If ceftriaxone is unavailable, there are 2 alternative regimens: gentamicin 240 mg IM in a single dose, plus azithromycin 2 g po in a single dose; or cefixime 800 mg po in a single dose.1 However, these alternatives are not recommended for gonococcal infection of the pharynx, for which ceftriaxone should be used.
Counsel those treated for gonorrhea to avoid sexual activity for 7 days after treatment and until all sex partners have been treated. Because of the high rates of asymptomatic infections, tell patients to refer those with whom they have had sexual contact during the previous 60 days for evaluation, testing, and presumptive treatment.
Following treatment with the recommended dose of ceftriaxone, performing a test of cure is not recommended, with 1 exception: those with confirmed pharyngeal infection should be tested to confirm treatment success 7 to 14 days after being treated.
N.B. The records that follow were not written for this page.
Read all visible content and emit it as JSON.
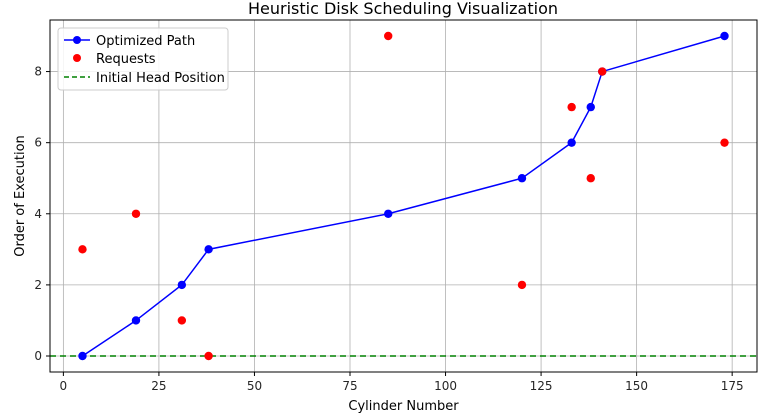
{
  "chart_data": {
    "type": "line",
    "title": "Heuristic Disk Scheduling Visualization",
    "xlabel": "Cylinder Number",
    "ylabel": "Order of Execution",
    "xlim": [
      -3.5,
      181.5
    ],
    "ylim": [
      -0.45,
      9.45
    ],
    "x_ticks": [
      0,
      25,
      50,
      75,
      100,
      125,
      150,
      175
    ],
    "y_ticks": [
      0,
      2,
      4,
      6,
      8
    ],
    "grid": true,
    "legend_position": "top-left",
    "series": [
      {
        "name": "Optimized Path",
        "kind": "line-markers",
        "color": "#0000ff",
        "x": [
          5,
          19,
          31,
          38,
          85,
          120,
          133,
          138,
          141,
          173
        ],
        "y": [
          0,
          1,
          2,
          3,
          4,
          5,
          6,
          7,
          8,
          9
        ]
      },
      {
        "name": "Requests",
        "kind": "scatter",
        "color": "#ff0000",
        "x": [
          38,
          120,
          5,
          19,
          138,
          173,
          133,
          141,
          85,
          31
        ],
        "y": [
          0,
          2,
          3,
          4,
          5,
          6,
          7,
          8,
          9,
          1
        ]
      },
      {
        "name": "Initial Head Position",
        "kind": "hline",
        "color": "#008000",
        "y": 0
      }
    ]
  }
}
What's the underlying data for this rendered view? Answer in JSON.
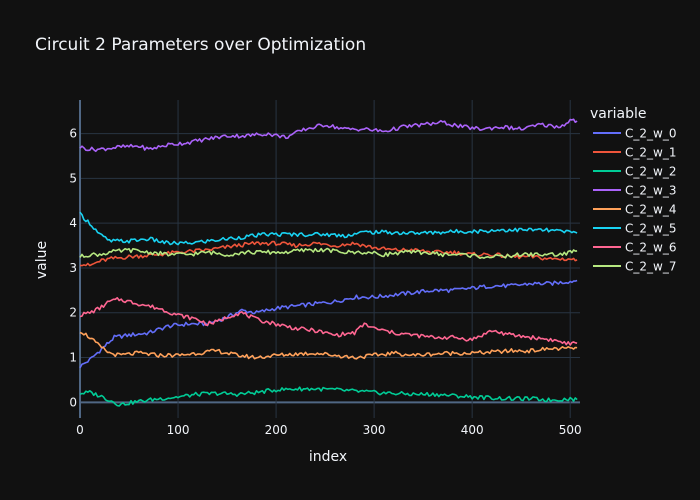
{
  "chart_data": {
    "type": "line",
    "title": "Circuit 2 Parameters over Optimization",
    "xlabel": "index",
    "ylabel": "value",
    "xlim": [
      0,
      510
    ],
    "ylim": [
      -0.35,
      6.75
    ],
    "x_ticks": [
      0,
      100,
      200,
      300,
      400,
      500
    ],
    "y_ticks": [
      0,
      1,
      2,
      3,
      4,
      5,
      6
    ],
    "grid": true,
    "legend": {
      "title": "variable",
      "position": "right"
    },
    "series": [
      {
        "name": "C_2_w_0",
        "color": "#636efa",
        "points": [
          [
            0,
            0.8
          ],
          [
            10,
            0.95
          ],
          [
            20,
            1.15
          ],
          [
            35,
            1.45
          ],
          [
            50,
            1.5
          ],
          [
            70,
            1.55
          ],
          [
            90,
            1.7
          ],
          [
            110,
            1.75
          ],
          [
            130,
            1.75
          ],
          [
            150,
            1.9
          ],
          [
            165,
            2.05
          ],
          [
            180,
            2.0
          ],
          [
            200,
            2.1
          ],
          [
            220,
            2.15
          ],
          [
            240,
            2.2
          ],
          [
            260,
            2.25
          ],
          [
            280,
            2.35
          ],
          [
            300,
            2.35
          ],
          [
            320,
            2.4
          ],
          [
            340,
            2.45
          ],
          [
            360,
            2.5
          ],
          [
            380,
            2.5
          ],
          [
            400,
            2.55
          ],
          [
            420,
            2.6
          ],
          [
            440,
            2.6
          ],
          [
            460,
            2.65
          ],
          [
            480,
            2.65
          ],
          [
            500,
            2.7
          ],
          [
            507,
            2.72
          ]
        ]
      },
      {
        "name": "C_2_w_1",
        "color": "#ef553b",
        "points": [
          [
            0,
            3.1
          ],
          [
            10,
            3.05
          ],
          [
            20,
            3.15
          ],
          [
            30,
            3.2
          ],
          [
            50,
            3.25
          ],
          [
            80,
            3.3
          ],
          [
            100,
            3.35
          ],
          [
            130,
            3.4
          ],
          [
            160,
            3.5
          ],
          [
            180,
            3.55
          ],
          [
            200,
            3.55
          ],
          [
            220,
            3.5
          ],
          [
            240,
            3.55
          ],
          [
            260,
            3.5
          ],
          [
            280,
            3.55
          ],
          [
            300,
            3.45
          ],
          [
            320,
            3.4
          ],
          [
            340,
            3.4
          ],
          [
            360,
            3.35
          ],
          [
            380,
            3.35
          ],
          [
            400,
            3.3
          ],
          [
            420,
            3.3
          ],
          [
            440,
            3.25
          ],
          [
            460,
            3.25
          ],
          [
            480,
            3.2
          ],
          [
            500,
            3.2
          ],
          [
            507,
            3.18
          ]
        ]
      },
      {
        "name": "C_2_w_2",
        "color": "#00cc96",
        "points": [
          [
            0,
            0.2
          ],
          [
            10,
            0.22
          ],
          [
            20,
            0.15
          ],
          [
            30,
            0.05
          ],
          [
            40,
            -0.05
          ],
          [
            60,
            0.02
          ],
          [
            80,
            0.08
          ],
          [
            100,
            0.12
          ],
          [
            120,
            0.18
          ],
          [
            140,
            0.2
          ],
          [
            160,
            0.18
          ],
          [
            180,
            0.22
          ],
          [
            200,
            0.28
          ],
          [
            220,
            0.3
          ],
          [
            240,
            0.3
          ],
          [
            260,
            0.28
          ],
          [
            280,
            0.25
          ],
          [
            300,
            0.22
          ],
          [
            320,
            0.2
          ],
          [
            340,
            0.18
          ],
          [
            360,
            0.18
          ],
          [
            380,
            0.15
          ],
          [
            400,
            0.12
          ],
          [
            420,
            0.1
          ],
          [
            440,
            0.08
          ],
          [
            460,
            0.08
          ],
          [
            480,
            0.05
          ],
          [
            500,
            0.08
          ],
          [
            507,
            0.06
          ]
        ]
      },
      {
        "name": "C_2_w_3",
        "color": "#ab63fa",
        "points": [
          [
            0,
            5.7
          ],
          [
            10,
            5.65
          ],
          [
            20,
            5.65
          ],
          [
            40,
            5.7
          ],
          [
            60,
            5.72
          ],
          [
            70,
            5.65
          ],
          [
            90,
            5.75
          ],
          [
            110,
            5.8
          ],
          [
            130,
            5.88
          ],
          [
            150,
            5.95
          ],
          [
            170,
            5.95
          ],
          [
            190,
            6.0
          ],
          [
            210,
            5.92
          ],
          [
            230,
            6.1
          ],
          [
            250,
            6.2
          ],
          [
            270,
            6.1
          ],
          [
            290,
            6.1
          ],
          [
            310,
            6.05
          ],
          [
            330,
            6.15
          ],
          [
            350,
            6.2
          ],
          [
            370,
            6.25
          ],
          [
            390,
            6.15
          ],
          [
            410,
            6.1
          ],
          [
            430,
            6.15
          ],
          [
            450,
            6.1
          ],
          [
            470,
            6.2
          ],
          [
            490,
            6.15
          ],
          [
            500,
            6.3
          ],
          [
            507,
            6.28
          ]
        ]
      },
      {
        "name": "C_2_w_4",
        "color": "#ffa15a",
        "points": [
          [
            0,
            1.6
          ],
          [
            10,
            1.45
          ],
          [
            20,
            1.25
          ],
          [
            30,
            1.1
          ],
          [
            40,
            1.05
          ],
          [
            60,
            1.1
          ],
          [
            80,
            1.05
          ],
          [
            100,
            1.05
          ],
          [
            120,
            1.1
          ],
          [
            140,
            1.15
          ],
          [
            160,
            1.05
          ],
          [
            180,
            1.0
          ],
          [
            200,
            1.05
          ],
          [
            220,
            1.08
          ],
          [
            240,
            1.1
          ],
          [
            260,
            1.05
          ],
          [
            280,
            1.0
          ],
          [
            300,
            1.05
          ],
          [
            320,
            1.1
          ],
          [
            340,
            1.05
          ],
          [
            360,
            1.08
          ],
          [
            380,
            1.1
          ],
          [
            400,
            1.1
          ],
          [
            420,
            1.12
          ],
          [
            440,
            1.15
          ],
          [
            460,
            1.15
          ],
          [
            480,
            1.2
          ],
          [
            500,
            1.2
          ],
          [
            507,
            1.22
          ]
        ]
      },
      {
        "name": "C_2_w_5",
        "color": "#19d3f3",
        "points": [
          [
            0,
            4.2
          ],
          [
            10,
            4.0
          ],
          [
            20,
            3.75
          ],
          [
            30,
            3.6
          ],
          [
            50,
            3.6
          ],
          [
            70,
            3.65
          ],
          [
            90,
            3.55
          ],
          [
            110,
            3.55
          ],
          [
            130,
            3.6
          ],
          [
            150,
            3.65
          ],
          [
            170,
            3.7
          ],
          [
            190,
            3.75
          ],
          [
            210,
            3.75
          ],
          [
            230,
            3.75
          ],
          [
            250,
            3.75
          ],
          [
            270,
            3.72
          ],
          [
            290,
            3.8
          ],
          [
            310,
            3.8
          ],
          [
            330,
            3.78
          ],
          [
            350,
            3.78
          ],
          [
            370,
            3.8
          ],
          [
            390,
            3.82
          ],
          [
            410,
            3.82
          ],
          [
            430,
            3.85
          ],
          [
            450,
            3.85
          ],
          [
            470,
            3.85
          ],
          [
            490,
            3.82
          ],
          [
            500,
            3.8
          ],
          [
            507,
            3.78
          ]
        ]
      },
      {
        "name": "C_2_w_6",
        "color": "#ff6692",
        "points": [
          [
            0,
            1.95
          ],
          [
            10,
            2.0
          ],
          [
            20,
            2.1
          ],
          [
            30,
            2.25
          ],
          [
            40,
            2.3
          ],
          [
            60,
            2.2
          ],
          [
            80,
            2.1
          ],
          [
            100,
            1.95
          ],
          [
            120,
            1.85
          ],
          [
            130,
            1.75
          ],
          [
            140,
            1.8
          ],
          [
            155,
            1.95
          ],
          [
            165,
            2.0
          ],
          [
            180,
            1.85
          ],
          [
            200,
            1.75
          ],
          [
            220,
            1.65
          ],
          [
            240,
            1.6
          ],
          [
            260,
            1.5
          ],
          [
            280,
            1.55
          ],
          [
            290,
            1.75
          ],
          [
            300,
            1.65
          ],
          [
            320,
            1.55
          ],
          [
            340,
            1.5
          ],
          [
            360,
            1.45
          ],
          [
            380,
            1.45
          ],
          [
            400,
            1.4
          ],
          [
            420,
            1.6
          ],
          [
            440,
            1.5
          ],
          [
            460,
            1.45
          ],
          [
            480,
            1.4
          ],
          [
            500,
            1.3
          ],
          [
            507,
            1.32
          ]
        ]
      },
      {
        "name": "C_2_w_7",
        "color": "#b6e880",
        "points": [
          [
            0,
            3.25
          ],
          [
            10,
            3.3
          ],
          [
            20,
            3.3
          ],
          [
            30,
            3.35
          ],
          [
            50,
            3.4
          ],
          [
            70,
            3.35
          ],
          [
            90,
            3.3
          ],
          [
            110,
            3.3
          ],
          [
            130,
            3.35
          ],
          [
            150,
            3.3
          ],
          [
            170,
            3.35
          ],
          [
            190,
            3.35
          ],
          [
            210,
            3.35
          ],
          [
            230,
            3.4
          ],
          [
            250,
            3.4
          ],
          [
            270,
            3.35
          ],
          [
            290,
            3.35
          ],
          [
            310,
            3.3
          ],
          [
            330,
            3.35
          ],
          [
            350,
            3.35
          ],
          [
            370,
            3.3
          ],
          [
            390,
            3.3
          ],
          [
            410,
            3.25
          ],
          [
            430,
            3.25
          ],
          [
            450,
            3.3
          ],
          [
            470,
            3.3
          ],
          [
            490,
            3.3
          ],
          [
            500,
            3.35
          ],
          [
            507,
            3.38
          ]
        ]
      }
    ]
  }
}
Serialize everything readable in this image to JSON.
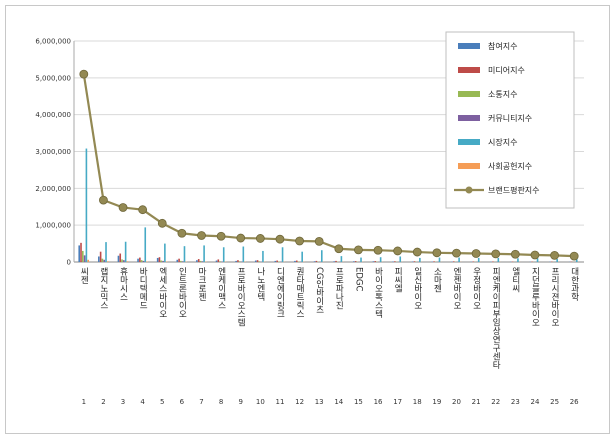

However, all those treated for gonorrhea should be seen again in 3 months and retested to rule out reinfection, regardless of whether they think their sex partners have been adequately treated.
Chlamydia
The recommended first-line therapy for chlamydia is now doxycycline 100 mg twice a day for 7 days, which has proven to be superior to azithromycin (which was recommended as first-line therapy in 2015) for urogenital chlamydia in men and anal chlamydia in both men and women.1,2 Alternatives to doxycycline include azithromycin 1 g po as a single dose or levofloxacin 500 mg po once a day for 7 days.1 No test of cure is recommended; but as with gonorrhea, retesting at 3 months is recommended because of the risk for re-infection.
Instruct patients treated for chlamydia to avoid sexual intercourse for 7 days after therapy is initiated or until symptoms, if present, have resolved. To reduce the chances of reinfection, advise treated individuals to abstain from sexual intercourse until all of their sex partners have been treated.